Rutledge laughed. Intentionally. “I’m a match for you, old man,” he said with contempt. “The Germans couldn’t kill me and neither can you.”
Dark color spread into the enigmatic face, and Rutledge saw it before he turned away.
Over his shoulder, he added, “And don’t bother to send your underlings to find me. I’m more than a match for them as well. I’m your Nemesis, and there is nothing in the world you can do about it. Nemesis. That’s a classical term, one you no doubt studied at University in Portugal. I shouldn’t have to translate it for you.”
He kept walking, still avoiding the house, until he had reached the gates to the drive. His motorcar was where he’d left it, and he drove off.
He didn’t go far.
There was a farm lane just before the village, and he turned down it, following a track that led toward several outbuildings. The war had taken the horses, and their stalls were already in disrepair. At the far end, a new Fordson F tractor had taken their place, its great iron-spoke wheels thick with mud from the late summer plowing. Rutledge pulled his motorcar off to one side, where it couldn’t be seen from the road or the farmer’s house, marked by tall chimney pots on the far side of an orchard.
And then he walked back to the road, taking up a post behind the shed where the milk cans were left each evening.

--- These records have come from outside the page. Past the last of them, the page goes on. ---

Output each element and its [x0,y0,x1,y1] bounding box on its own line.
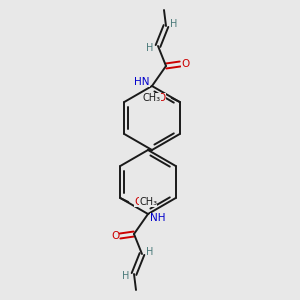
Text: O: O [111,231,119,241]
Text: O: O [134,197,142,207]
Text: H: H [122,271,130,281]
Text: H: H [146,43,154,53]
Text: CH₃: CH₃ [139,197,157,207]
Text: NH: NH [150,213,166,223]
Text: H: H [170,19,178,29]
Text: CH₃: CH₃ [143,93,161,103]
Text: O: O [181,59,189,69]
Text: O: O [158,93,166,103]
Text: H: H [146,247,154,257]
Text: HN: HN [134,77,150,87]
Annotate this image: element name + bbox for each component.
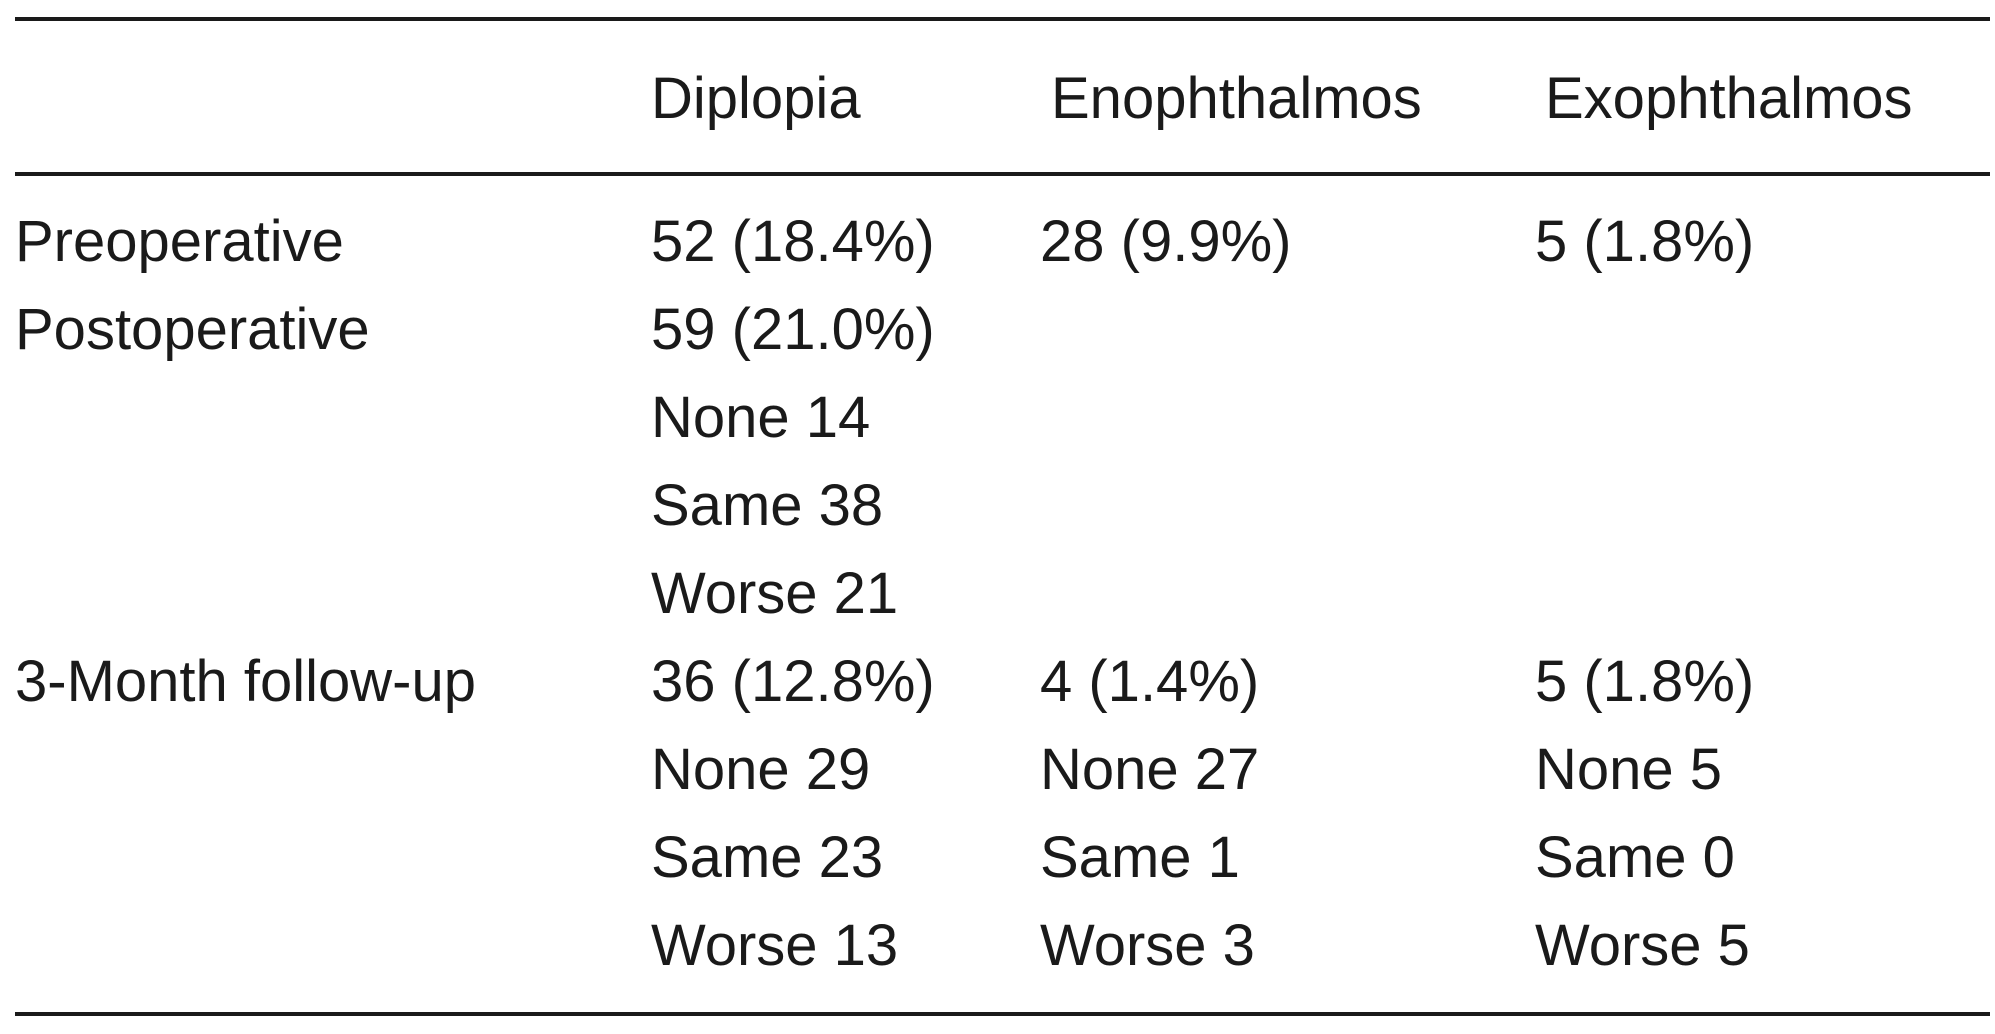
cell-text: Same 23: [651, 825, 884, 890]
cell-text: Same 1: [1040, 825, 1240, 890]
header-rule: [15, 172, 1990, 176]
cell-text: 4 (1.4%): [1040, 649, 1260, 714]
cell-text: None 14: [651, 385, 871, 450]
cell-text: Worse 5: [1535, 913, 1750, 978]
row-label: Preoperative: [15, 209, 344, 274]
cell-text: 52 (18.4%): [651, 209, 935, 274]
row-label: 3-Month follow-up: [15, 649, 476, 714]
cell-text: 28 (9.9%): [1040, 209, 1292, 274]
column-header: Diplopia: [651, 66, 861, 131]
row-label: Postoperative: [15, 297, 370, 362]
cell-text: Worse 21: [651, 561, 899, 626]
column-header: Exophthalmos: [1545, 66, 1913, 131]
bottom-rule: [15, 1012, 1990, 1016]
cell-text: Same 38: [651, 473, 884, 538]
cell-text: 59 (21.0%): [651, 297, 935, 362]
cell-text: 5 (1.8%): [1535, 209, 1755, 274]
column-header: Enophthalmos: [1051, 66, 1422, 131]
cell-text: None 29: [651, 737, 871, 802]
cell-text: None 27: [1040, 737, 1260, 802]
cell-text: Worse 13: [651, 913, 899, 978]
top-rule: [15, 17, 1990, 21]
cell-text: 5 (1.8%): [1535, 649, 1755, 714]
cell-text: Same 0: [1535, 825, 1735, 890]
cell-text: Worse 3: [1040, 913, 1255, 978]
cell-text: 36 (12.8%): [651, 649, 935, 714]
cell-text: None 5: [1535, 737, 1723, 802]
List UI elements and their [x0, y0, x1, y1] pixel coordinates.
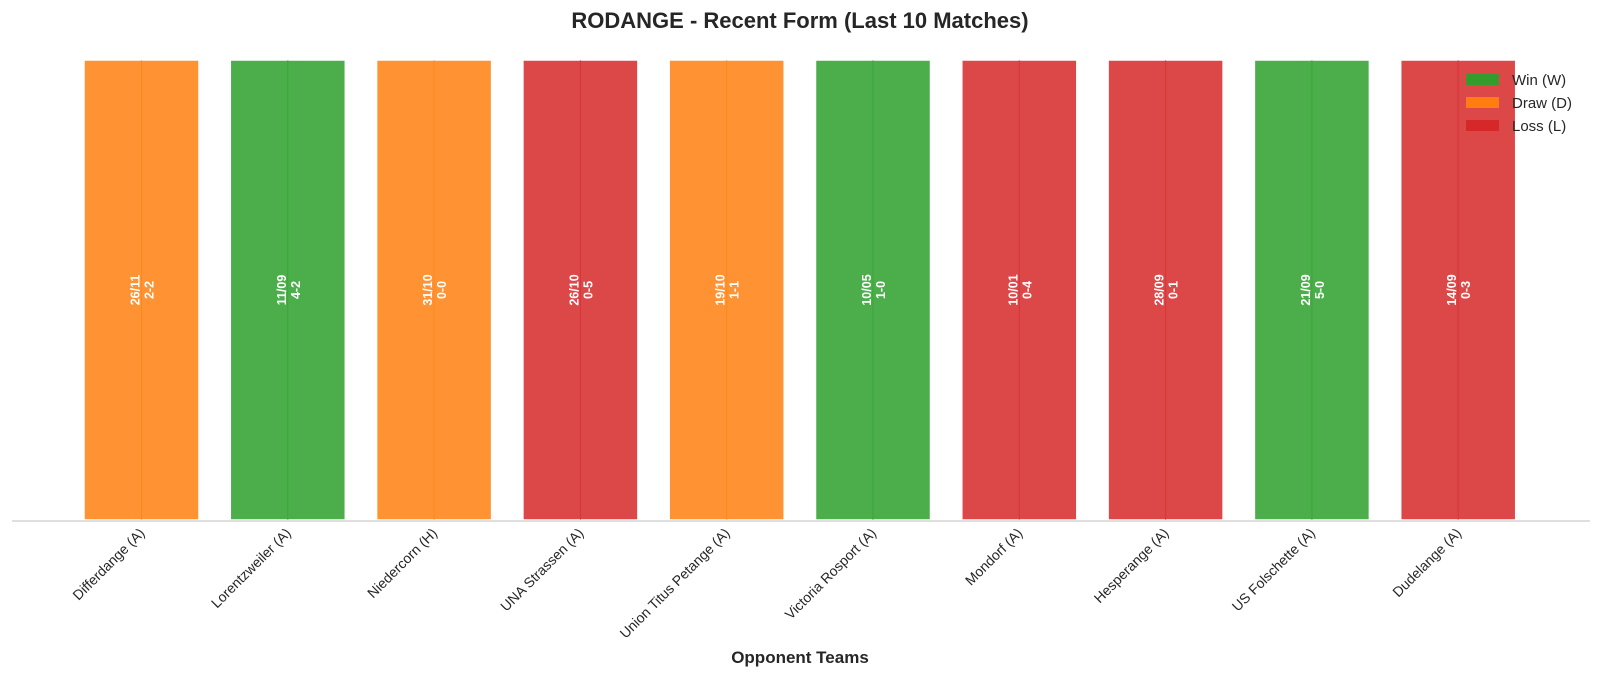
bar-label: 10/051-0	[860, 274, 888, 305]
legend-label: Win (W)	[1512, 72, 1566, 89]
x-tick-label: Dudelange (A)	[1389, 525, 1464, 600]
x-tick-label: Union Titus Petange (A)	[616, 525, 732, 641]
x-tick-label: Victoria Rosport (A)	[782, 525, 880, 623]
bar-label: 11/094-2	[275, 275, 303, 306]
x-axis-label: Opponent Teams	[731, 648, 869, 667]
legend-label: Draw (D)	[1512, 95, 1572, 112]
x-tick-label: UNA Strassen (A)	[497, 525, 586, 614]
legend: Win (W) Draw (D) Loss (L)	[1466, 72, 1572, 135]
x-tick-label: Lorentzweiler (A)	[208, 525, 294, 611]
bar-label: 28/090-1	[1153, 274, 1181, 305]
bar-label: 10/010-4	[1006, 274, 1034, 305]
x-tick-labels: Differdange (A) Lorentzweiler (A) Niederco…	[69, 525, 1464, 641]
bar-label: 14/090-3	[1445, 274, 1473, 305]
bar-label: 31/100-0	[421, 274, 449, 305]
x-tick-label: US Folschette (A)	[1229, 525, 1318, 614]
legend-swatch-L	[1466, 120, 1499, 131]
bar-label: 26/112-2	[129, 275, 157, 306]
bar-label: 26/100-5	[567, 274, 595, 305]
legend-swatch-W	[1466, 74, 1499, 85]
x-tick-label: Niedercorn (H)	[364, 525, 440, 601]
x-tick-label: Hesperange (A)	[1091, 525, 1172, 606]
legend-label: Loss (L)	[1512, 118, 1566, 135]
x-tick-label: Differdange (A)	[69, 525, 147, 603]
bar-label: 19/101-1	[714, 274, 742, 305]
chart-title: RODANGE - Recent Form (Last 10 Matches)	[571, 8, 1028, 33]
bar-label: 21/095-0	[1299, 274, 1327, 305]
x-tick-label: Mondorf (A)	[962, 525, 1026, 589]
bars-group: 26/112-2 11/094-2 31/100-0 26/100-5 19/101-1…	[83, 59, 1517, 521]
legend-swatch-D	[1466, 97, 1499, 108]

It would be a long wait, he expected that. Diaz would have to write his letter and Rawlings would have to find an excuse to carry it to the village for posting.
Settling himself as comfortably as he could against the trunk of a tree, Rutledge tried to ignore the rumbling voice in his head arguing the comments he’d made to Diaz and finding holes in his arguments.
“He willna’ risk everything to come after ye. It would cost too much. He missed his chance by yon fire, and he kens it verra’ well. And ye’ll be faced with a man ye’ve niver seen. It will be when ye least expect it that he’ll strike.”
But this wasn’t the first time that Rutledge had set himself as the goat to draw out a killer. Once it had been necessary to protect the next victim. Another time he had seen it as the only way to bring a suspect back to where he could take him in. In Diaz’s case, the man had achieved what he had set out to do and was in the clear. Their relationship had had to be reduced to a personal challenge. Not hunter and hunted, but a test of nerve. Would Diaz choose the prudent course and rid himself of the last threat to his schemes? Or would he cut his losses and take the chance that there was nothing Rutledge could find in the way of proof, however long he might go on searching?
“I don’t think he’ll trust a surrogate. I believe Diaz would prefer to kill me himself to be sure nothing goes wrong.”
“He hasna’ put a foot wrong. Ye told him that.”
“Yes, but his underlings have. I think the man we found in Chelsea was intended to be French, but something went wrong, and another man died in French’s place. The mistake was rectified, and the other man became a decoy, complete with French’s watch.”